Opioid patients, like many other drug addicts, get psychological treatment in inpatient rehab. The treatment helps them get to the root of their addiction, find alternative ways to cope, and learn how to avoid a relapse in the future. Exercise, nutritious meals, and mental health assessments supplement the treatment. Medical personnel also place prescription opioid addicts on structured pain management programs to help them deal with the pain that led to their addiction. Group, individual, and family sessions are all a part of the counseling program.

More than 165,000 people have died in the U.S. from overdoses related to overuse of prescriptions of opioids and other drugs.

On February 11th, 2012, on the eve of the Grammy Awards, Whitney Houston fell asleep in a bathtub at the Beverly Hilton hotel in Los Angeles and never woke up. Two months later, the Los Angeles County coroner ruled that she had drowned, but it’s been well established that the 48-year-old singer ingested a cocktail of cocaine and prescription drugs before taking her final breath. Most notably, the toxicology report revealed that a “plethora of prescription medication bottles” had been littered across her hotel room—12 in total, prescribed by five different doctors. Among the drugs discovered were the anti-anxiety medication Xanax and the muscle relaxant Flexeril.
In the past decade, Heath Ledger, Brittany Murphy, Anna Nicole Smith, Michael Jackson. Whitney Houston and Prince were just six of the most famous stars to overdose on legal but deadly medication. What a waste of talent.
 Their deaths reflect a larger wave of prescription drug abuse across the United States. What illicit drugs like crack cocaine and ecstasy were to the 1990s and the early 2000s, prescription medication is to a millennial generation. Recent studies show that, in 2010, as many as 2.4 million people age 12 or older began using prescription drugs for non-medical reasons. That’s 6,600 persons a day. Now by 2016, the numbers have increased exponentially.

We’re in a middle of an opioid epidemic. What’s interesting to know is that it’s not just an opioid epidemic; it’s a prescription opioid epidemic. And I blame the doctors who prescribe the deadly medicines because they are not taking greater care to make sure that these drugs are always necessary to those who are requesting them.

The number of infants born addicted to prescription drugs every year has also tripled in the past 10 years up to 2012 to approximately 13,500, according to a report in the Journal of American Medical Association. In 2009, treatment of these drug-addicted babies cost Medicaid some $720 million. How many babies are addicted by 2016 and how many billions of dollars are being spent by Medicaid treating them?

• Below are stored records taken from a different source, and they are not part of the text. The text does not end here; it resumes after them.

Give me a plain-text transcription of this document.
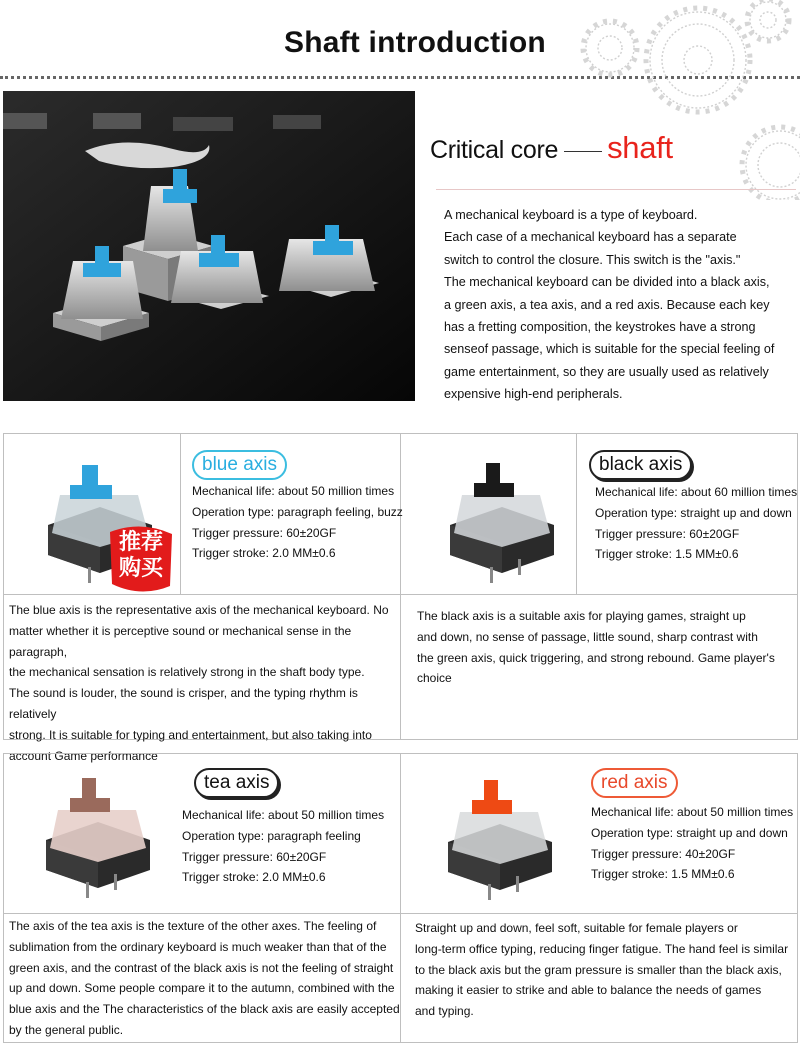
Shaft introduction
Critical core shaft

A mechanical keyboard is a type of keyboard.

Each case of a mechanical keyboard has a separate

switch to control the closure. This switch is the "axis."

The mechanical keyboard can be divided into a black axis,

a green axis, a tea axis, and a red axis. Because each key

has a fretting composition, the keystrokes have a strong

senseof passage, which is suitable for the special feeling of

game entertainment, so they are usually used as relatively

expensive high-end peripherals.

推荐
购买
blue axis
Mechanical life: about 50 million times
Operation type: paragraph feeling, buzz
Trigger pressure: 60±20GF
Trigger stroke: 2.0 MM±0.6

The blue axis is the representative axis of the mechanical keyboard. No

matter whether it is perceptive sound or mechanical sense in the paragraph,

the mechanical sensation is relatively strong in the shaft body type.

The sound is louder, the sound is crisper, and the typing rhythm is relatively

strong. It is suitable for typing and entertainment, but also taking into

account Game performance

black axis
Mechanical life: about 60 million times
Operation type: straight up and down
Trigger pressure: 60±20GF
Trigger stroke: 1.5 MM±0.6

The black axis is a suitable axis for playing games, straight up

and down, no sense of passage, little sound, sharp contrast with

the green axis, quick triggering, and strong rebound. Game player's

choice

tea axis
Mechanical life: about 50 million times
Operation type: paragraph feeling
Trigger pressure: 60±20GF
Trigger stroke: 2.0 MM±0.6

The axis of the tea axis is the texture of the other axes. The feeling of

sublimation from the ordinary keyboard is much weaker than that of the

green axis, and the contrast of the black axis is not the feeling of straight

up and down. Some people compare it to the autumn, combined with the

blue axis and the The characteristics of the black axis are easily accepted

by the general public.

red axis
Mechanical life: about 50 million times
Operation type: straight up and down
Trigger pressure: 40±20GF
Trigger stroke: 1.5 MM±0.6

Straight up and down, feel soft, suitable for female players or

long-term office typing, reducing finger fatigue. The hand feel is similar

to the black axis but the gram pressure is smaller than the black axis,

making it easier to strike and able to balance the needs of games

and typing.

There are no illegal cartels profiting from the prescription drug epidemic. Instead, the blame goes to a pharmacy system lacking centralized tracking (so that an addict may be able to recycle the same prescription to obtain hundreds of pills a month) and a pharmaceutical industry that spends millions lobbying against regulations that could squeeze their bottom line.

And then there are the doctors. It isn’t just the corrupt Dr. Feelgoods who are over-prescribing drugs to addicts. There are also well-intentioned physicians who don’t have a clue about the neurochemistry of addiction, who through their prescription pads are literally sending their patients to their deaths.


The authorities who govern these two professions have to come down hard on those negligent and corrupt professional carriers of death. Until that happens, thousands of people who have so much to live for are killing themselves with the help of professionals who either don’t know what they are doing or alternatively, couldn’t  care less.